Review Summary: Do you ever get the feeling you’re being watched?
I’m not paranoid, I swear. But do you? Ever feel like you’re being watched, I mean. Not a ‘there’s a man with binoculars in that bush’ sort of feeling. No, I mean more of a ‘this dude keeps staring directly into my soul every time I try to listen to one of his records’ kind of vibe. No? Just me? Okay then.
You see, there’s this presence
I feel every time I try to listen to A Crow Looked at Me
or Now Only
. It’s as if Phil is sat right there on the end of my couch, plucking away on his weary acoustic for my benefit alone. Through each vivid anecdote and astute observation he’s sat there, clearly rather uncomfortable, and he’s looking right through me. I’m being deliberately facetious in a clumsy attempt at humour (apologies), but also to make a point. Because on Lost Wisdom, Pt.2
, in stark contrast, that presence has gone, and I don’t feel anything
Again, I exaggerate – but hear me out. On A Crow…

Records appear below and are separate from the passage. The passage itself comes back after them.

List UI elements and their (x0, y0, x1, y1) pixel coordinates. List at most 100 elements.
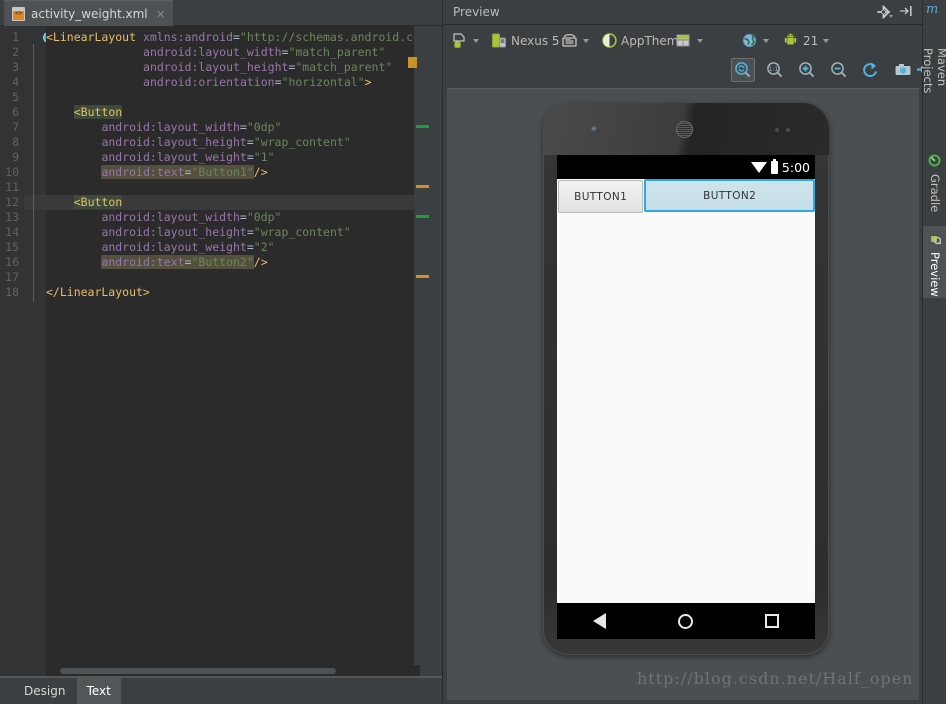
code-line[interactable]: android:layout_height="wrap_content" (101, 135, 350, 150)
tool-window-tab-maven-projects[interactable]: Maven Projects (923, 22, 946, 130)
minimize-icon[interactable] (899, 4, 913, 21)
front-camera-icon (591, 126, 598, 133)
code-text-area[interactable]: <LinearLayout xmlns:android="http://sche… (46, 26, 414, 676)
tool-window-tab-gradle[interactable]: Gradle (923, 148, 946, 210)
code-folding-strip[interactable]: C (24, 26, 46, 676)
code-token: <Button (74, 195, 122, 209)
device-config-icon[interactable] (451, 30, 479, 51)
horizontal-scrollbar[interactable] (46, 665, 420, 676)
code-line[interactable]: android:layout_width="0dp" (101, 120, 281, 135)
code-token: android:layout_width (143, 45, 281, 59)
code-line[interactable]: <Button (74, 105, 122, 120)
zoom-in-button[interactable] (795, 58, 819, 82)
code-line[interactable]: android:layout_weight="1" (101, 150, 274, 165)
editor-mode-tabs: DesignText (0, 678, 442, 704)
code-token: "Button1" (191, 165, 253, 179)
preview-button1[interactable]: BUTTON1 (558, 180, 643, 213)
change-marker[interactable] (416, 125, 429, 128)
nav-recent-icon[interactable] (765, 614, 779, 628)
mode-tab-design[interactable]: Design (14, 678, 75, 704)
tool-window-tab-label: Maven Projects (921, 48, 946, 130)
minimize-glyph (899, 4, 913, 18)
code-token: = (247, 135, 254, 149)
wifi-icon (751, 162, 767, 173)
close-icon[interactable]: × (156, 7, 166, 21)
zoom-out-button[interactable] (827, 58, 851, 82)
zoom-to-fit-button[interactable] (731, 58, 755, 82)
error-marker-bar[interactable] (414, 26, 431, 676)
layout-variant-icon (675, 32, 692, 49)
code-line[interactable]: </LinearLayout> (46, 285, 150, 300)
code-line[interactable]: <Button (74, 195, 122, 210)
code-token: = (247, 225, 254, 239)
change-marker[interactable] (416, 215, 429, 218)
preview-title: Preview (453, 5, 500, 19)
code-line[interactable]: android:text="Button1"/> (101, 165, 267, 180)
locale-selector[interactable] (741, 30, 769, 51)
device-icon (491, 32, 508, 49)
preview-zoom-toolbar: 1:1 (443, 56, 923, 86)
line-number: 11 (2, 180, 19, 195)
tool-window-tab-label: Gradle (928, 174, 942, 212)
code-token: "Button2" (191, 255, 253, 269)
preview-canvas[interactable]: 5:00 BUTTON1 BUTTON2 http://blog.csdn (447, 88, 919, 700)
preview-button2[interactable]: BUTTON2 (644, 179, 815, 212)
code-line[interactable]: android:layout_weight="2" (101, 240, 274, 255)
code-line[interactable]: android:layout_height="match_parent" (143, 60, 392, 75)
gear-icon[interactable] (877, 5, 893, 22)
change-marker[interactable] (416, 275, 429, 278)
code-token: /> (254, 255, 268, 269)
nav-home-icon[interactable] (678, 614, 693, 629)
device-screen[interactable]: 5:00 BUTTON1 BUTTON2 (557, 155, 815, 603)
code-token: = (240, 120, 247, 134)
nav-back-icon[interactable] (593, 613, 606, 629)
chevron-down-icon[interactable] (697, 39, 703, 43)
change-marker[interactable] (416, 185, 429, 188)
screenshot-button[interactable] (891, 58, 915, 82)
right-tool-window-strip: m Maven Projects Gradle Preview (922, 0, 946, 704)
code-token: "match_parent" (295, 60, 392, 74)
code-token: "horizontal" (282, 75, 365, 89)
code-line[interactable]: android:layout_width="match_parent" (143, 45, 385, 60)
chevron-down-icon[interactable] (823, 39, 829, 43)
chevron-down-icon[interactable] (763, 39, 769, 43)
code-line[interactable]: android:orientation="horizontal"> (143, 75, 372, 90)
tool-window-tab-preview[interactable]: Preview (923, 226, 946, 298)
earpiece-speaker-icon (676, 121, 693, 138)
orientation-selector[interactable] (561, 30, 589, 51)
preview-config-toolbar: Nexus 5 AppTheme 21 (443, 26, 923, 54)
code-token: android:text (101, 255, 184, 269)
refresh-button[interactable] (859, 58, 883, 82)
orientation-icon (561, 32, 578, 49)
layout-variant[interactable] (675, 30, 703, 51)
editor-tab-activity-weight-xml[interactable]: activity_weight.xml × (4, 0, 173, 26)
preview-header: Preview (443, 0, 923, 25)
device-frame-nexus5: 5:00 BUTTON1 BUTTON2 (543, 103, 829, 655)
code-token: android:layout_width (101, 210, 239, 224)
code-token: = (240, 210, 247, 224)
fold-guide-line (33, 44, 34, 302)
editor-body[interactable]: 123456789101112131415161718 C <LinearLay… (0, 26, 442, 676)
horizontal-scrollbar-thumb[interactable] (60, 668, 336, 674)
line-number: 7 (2, 120, 19, 135)
preview-icon (929, 232, 942, 245)
code-token: = (233, 30, 240, 44)
code-token: = (247, 240, 254, 254)
chevron-down-icon[interactable] (473, 39, 479, 43)
code-token: "0dp" (247, 210, 282, 224)
line-number-gutter: 123456789101112131415161718 (0, 26, 24, 676)
line-number: 9 (2, 150, 19, 165)
code-line[interactable]: android:layout_height="wrap_content" (101, 225, 350, 240)
chevron-down-icon[interactable] (583, 39, 589, 43)
maven-logo-icon: m (926, 2, 938, 17)
mode-tab-text[interactable]: Text (77, 678, 121, 704)
api-selector[interactable]: 21 (783, 30, 829, 51)
vertical-scrollbar[interactable] (431, 26, 442, 676)
code-line[interactable]: android:layout_width="0dp" (101, 210, 281, 225)
theme-selector[interactable]: AppTheme (601, 30, 686, 51)
code-line[interactable]: android:text="Button2"/> (101, 255, 267, 270)
api-selector-label: 21 (803, 34, 818, 48)
code-line[interactable]: <LinearLayout xmlns:android="http://sche… (46, 30, 413, 45)
device-selector[interactable]: Nexus 5 (491, 30, 571, 51)
zoom-actual-button[interactable]: 1:1 (763, 58, 787, 82)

, Phil spoke with a clarity, intimacy and honesty that I’ve rarely experienced from even my closest friends, let alone from a piece of music. And for an artist who has spent most of his career crafting enigmatic, opaque collages of indie folk, that was huge
. With each unadorned platitude on death and loss, it felt like we were finally getting to know the distant figure we’d been following for years, connecting with him at his most desperate. I mean, we weren’t – not really
– but that’s how it felt
. Whilst never a path I expected Phil to follow, Now Only
continued in the same direction, hitting home with the same blunt literalism and bleak soundscapes as its predecessor. Of course then, as the events of 2016 begin to fade into the distance, what was Phil to do but turn around and walk hurriedly back down that same path? On Lost Wisdom, Pt.2
he does just that, with his gaze lifted and attention drawn elsewhere.
Stripping back the introspective self-dissection, Phil retreats into his old, reclusive tendencies. Meaning is shrouded in metaphor, with each autobiographical detail kept so intimate that the subject is often impossible to place. This level of obscurity is nothing new, having been a defining trait of Mount Eerie
for years, but it is strange to be placed at arms length once more. Fragments of clarity remain – inevitably, you might say, given how rooted Pt.2
is in the events of the last few years – but the conceptual and philosophical certainly take centre stage. The fleeting nature of belief is interrogated, as Phil questions (and swiftly reaffirms) his faith in love on ‘Love Without Possession’. Grief and emptiness are addressed too, with a level of abstraction that I wasn’t sure Phil would ever return to, yet handled with the same respect and grace as on the original Lost Wisdom
. Lethargic guitar lines plod along in the background, suitably formless, as Julie’s wistful vocals flutter above the mix, elevating the experience with hues of orange and washed-out blues. A gripping record it is not, given just how little there is to hold on to. Yet, given time, Pt.2
blossoms into something quite serene, as Phil dips his tones once more into the dreamy and cryptic.
When I first heard Pt.2
, realising that I no longer felt the presence
I’d grown accustomed to, I was disappointed. However, upon unpicking this disappointment and reflecting on the reasons for it, I became conflicted. Of course I have no right to demand any artist serve up their innermost thoughts and feelings on a platter, nor am I convinced that I’d actually enjoy another record like A Crow…
. But I do miss that closeness; that feeling of being convinced that you truly know
someone, even if you don’t, even if you couldn’t possibly. Yet that presence is still here, hidden beneath the abstraction and metaphor, provided you’re willing to search for it. Phil expresses himself as he’s always done: sincerely and full of heart, with little regard for how we, as consumers, might approach or interpret his work. Still folky, still intimate and still Phil, Pt.2
is a wonderful space to visit; and to be allowed to peer into his world once more – even if briefly, even if from a distance – is a privilege. For that, I’m grateful.